Section 25BA prior to 1 January 2014
Prior to the recent amendments in the Taxation Laws Amendment Act No. 31 of 2013 (“the TLAA”), a collective investment scheme (“CIS”) was taxed on a semi-flow through regime in terms of section 25BA of the Income Tax Act No. 58 of 1962 (“the Act”).
Accordingly, amounts (other than amounts of a capital nature) received by or accrued to a portfolio of a CIS (other than a portfolio of a CIS in property) were deemed to have directly accrued to a person to the extent that the amounts were distributed by the CIS to such person not later than 12 months after its accrual to the CIS and if that person was entitled to the distribution by virtue of holding a participatory interest in the CIS.
Section 25BA after 1 January 2014
The provisions of section 25BA have recently been amended in terms of the TLAA which was enacted on 12 December 2013. These amendments apply with effect from 1 January 2014 in respect of years of assessment commencing on or after 1 January 2014. It was stated in the Explanatory Memorandum to the Taxation Laws Amendment Bill 2013, that the tax treatment under section 25BA created a problem in that interest may accrue to the CIS in terms of the provisions of section 24J of the Act, while it may not actually be received by the CIS. It was indicated in the Explanatory Memorandum that the CIS could not distribute to the participants interest which has accrued, but has not yet been received by it. The CIS would therefore be taxable on the interest in the year of assessment that is 12 months after such interest would ordinarily have accrued to it.

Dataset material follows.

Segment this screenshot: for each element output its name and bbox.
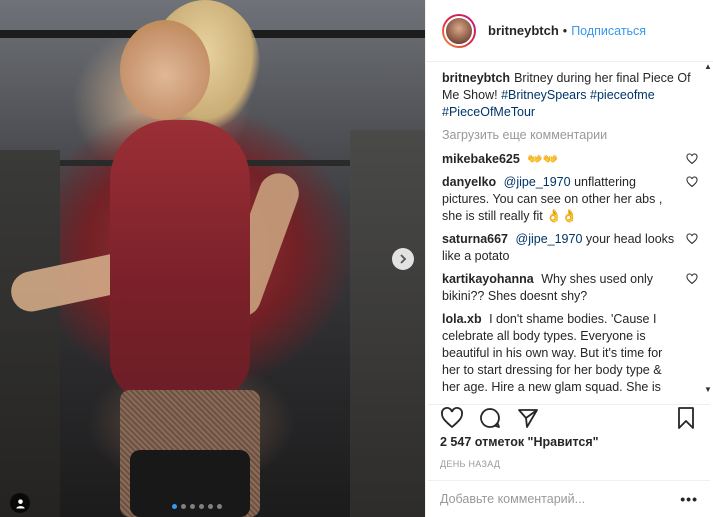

For example if the interest would, in the absence of section 25BA, have accrued to the CIS in terms of section 24J in year 1 and the interest is not distributed to a participant by the end of year 2 because it has not yet actually been received by the CIS, the interest will be deemed to have accrued to the CIS on the last day of year 2 in terms of section 25BA.
The Explanatory Memorandum then proposed that section 25BA of the Act be amended to tax the holder of the participatory interest in a CIS on interest distributed by the CIS not later than 12 months after the receipt of the interest by the CIS. The CIS will then be taxed on interest not distributed by it within 12 months of the receipt of the interest.
Accordingly, in terms of the amended provisions of section 25BA of the Act, irrespective of when interest accrues in terms of section 24J, a portfolio of a CIS will only be taxed on interest in the year of assessment that is 12 months after its receipt, unless it distributes such interest within 12 months of the receipt to participants, in which case the interest will be deemed to have directly accrued to the participants.
Capital gains tax (“CGT”) in a CIS context
In terms of paragraph 61 of the Eighth Schedule to the Act, a holder of a participatory interest in a portfolio of a CIS (other than a portfolio of a CIS in property), must determine a capital gain or capital loss in respect of the participatory interest only upon the disposal of that participatory interest. Any capital gain or capital loss in respect of a disposal by a portfolio of a CIS (other than a portfolio of a CIS in property) must be disregarded.
Accordingly, the portfolio of a CIS will be exempt from CGT in respect of disposals of capital assets made by it and the participant will only be subject to CGT upon a disposal of its interest in the portfolio of a CIS.
Specific considerations in relation to hedge funds
It was furthermore proposed in the Explanatory Memorandum that section 25BA of the Act must be amended to clarify that the CIS tax provisions (and not the partnership taxation provisions) will apply if a hedge fund is in the form of a partnership. This is on the basis that hedge funds will be declared as a CIS in terms of the Collective Investment Schemes Control Act, probably within the first quarter of 2014. To date, hedge funds have not yet been declared a CIS in terms of such Act. In other words, it was proposed that regulated hedge funds in the form of partnerships should be treated the same as a CIS.
The TLAA introduced a new section 25BA(2) which provides that where a portfolio of a hedge fund CIS is constituted as a partnership any amount allocated by that portfolio to the partners in that partnership must be treated as having been distributed by that portfolio to the partners in that partnership by virtue of those partners being holders of participatory interests in that portfolio. This section was also inserted with effect from 1 January 2014 and in respect of years of assessment commencing on or after that date. However, the definition of a portfolio of a hedge fund collective investment scheme in section 1 of the Act (as used in the new section 25BA(2)) is not yet effective. This definition will only become effective with effect from the date on which the Minister (in accordance with section 63 of the Collective Investments Schemes Control Act) declares a hedge fund business, in which a portfolio is held, to be a collective investment scheme.